What makes you stop and look at a picture rather than flipping the page or scrolling on through? For me, it's when something ordinary is presented from a new perspective. If we want to make interesting photographs then we need to see things from all angles. Seemingly boring rock formations at low tide can become something interesting from an extremely low angle. (See below)
Of course, not absolutely everything has drama from a different angle. Sometimes, things are just boring and there is nothing to be done about it. But keeping your eyes open to the possibilities can gain you some pretty interesting photo opportunities that others might have missed.
Most of us see animals from the usual angles: looking up at a woodpecker in a tree or a soaring hawk high in the sky, looking down at a lizard motoring across the ground or at a bounding squirrel. These natural angles of observation are something we all enjoy but its something we see all the time. What is it like to be eye level with these creatures?
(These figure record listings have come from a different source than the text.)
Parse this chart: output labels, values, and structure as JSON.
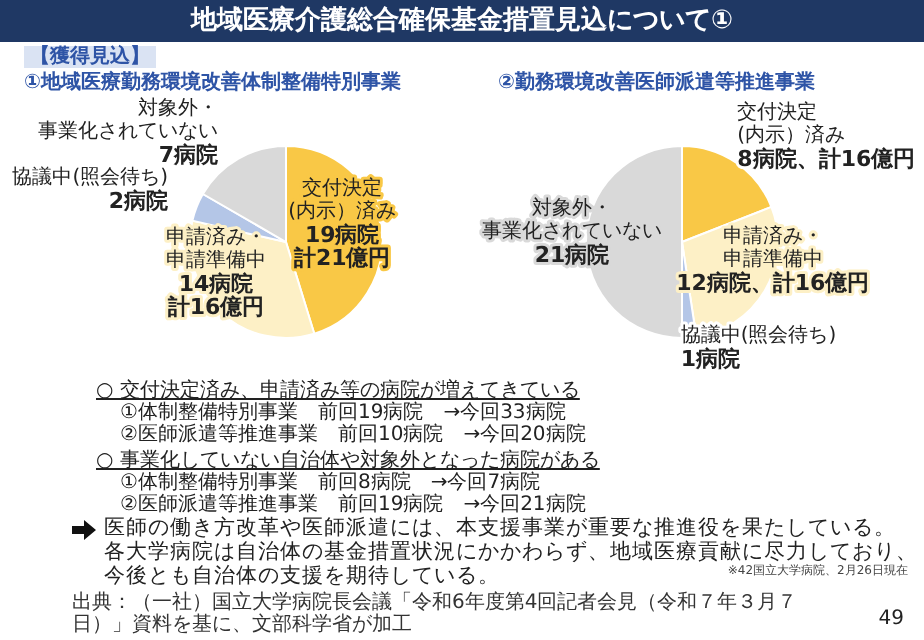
{
  "chart_data": [
    {
      "type": "pie",
      "title": "①地域医療勤務環境改善体制整備特別事業",
      "categories": [
        "交付決定(内示）済み",
        "申請済み・申請準備中",
        "協議中(照会待ち)",
        "対象外・事業化されていない"
      ],
      "values": [
        19,
        14,
        2,
        7
      ],
      "colors": [
        "#f9c846",
        "#fdf0c6",
        "#b4c6e7",
        "#d9d9d9"
      ],
      "value_labels": [
        "19病院計21億円",
        "14病院計16億円",
        "2病院",
        "7病院"
      ],
      "legend": false,
      "annotations": [
        "地域医療介護総合確保基金措置見込について①",
        "【獲得見込】"
      ]
    },
    {
      "type": "pie",
      "title": "②勤務環境改善医師派遣等推進事業",
      "categories": [
        "交付決定(内示）済み",
        "申請済み・申請準備中",
        "協議中(照会待ち)",
        "対象外・事業化されていない"
      ],
      "values": [
        8,
        12,
        1,
        21
      ],
      "colors": [
        "#f9c846",
        "#fdf0c6",
        "#b4c6e7",
        "#d9d9d9"
      ],
      "value_labels": [
        "8病院、計16億円",
        "12病院、計16億円",
        "1病院",
        "21病院"
      ],
      "legend": false,
      "annotations": [
        "○ 交付決定済み、申請済み等の病院が増えてきている",
        "①体制整備特別事業　前回19病院　→今回33病院",
        "②医師派遣等推進事業　前回10病院　→今回20病院",
        "○ 事業化していない自治体や対象外となった病院がある",
        "①体制整備特別事業　前回8病院　→今回7病院",
        "②医師派遣等推進事業　前回19病院　→今回21病院",
        "医師の働き方改革や医師派遣には、本支援事業が重要な推進役を果たしている。",
        "各大学病院は自治体の基金措置状況にかかわらず、地域医療貢献に尽力しており、",
        "今後とも自治体の支援を期待している。",
        "※42国立大学病院、2月26日現在",
        "出典：（一社）国立大学病院長会議「令和6年度第4回記者会見（令和７年３月７日）」資料を基に、文部科学省が加工",
        "49"
      ]
    }
  ]
}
When taking a photo can you put the viewer in a position to feel like he is looking up at something that he has always looked down on? (physically speaking, not metaphorically)
A Least Sandpiper stands barely 6 inches tall but that is the last thing on your mind when you are able to look at him eye level.
To me this is a photo worth looking at for a moment. The quality of the photo aside, (thank you Nikon) the angle allows a new perspective that you don't see every day.
You can combine this low angle approach with environmental factors as well. An eye level view of a foraging Willet can be striking but its something even more when you add in the crashing waves that he is braving:
Both photos contain a bird in decent focus at a low angle but only one tells a story. These shot opportunities don't come along all the time but if you have your eyes tuned in to the things happening around you, you are more likely to pick up on them and get yourself situated for a great photo from a new perspective.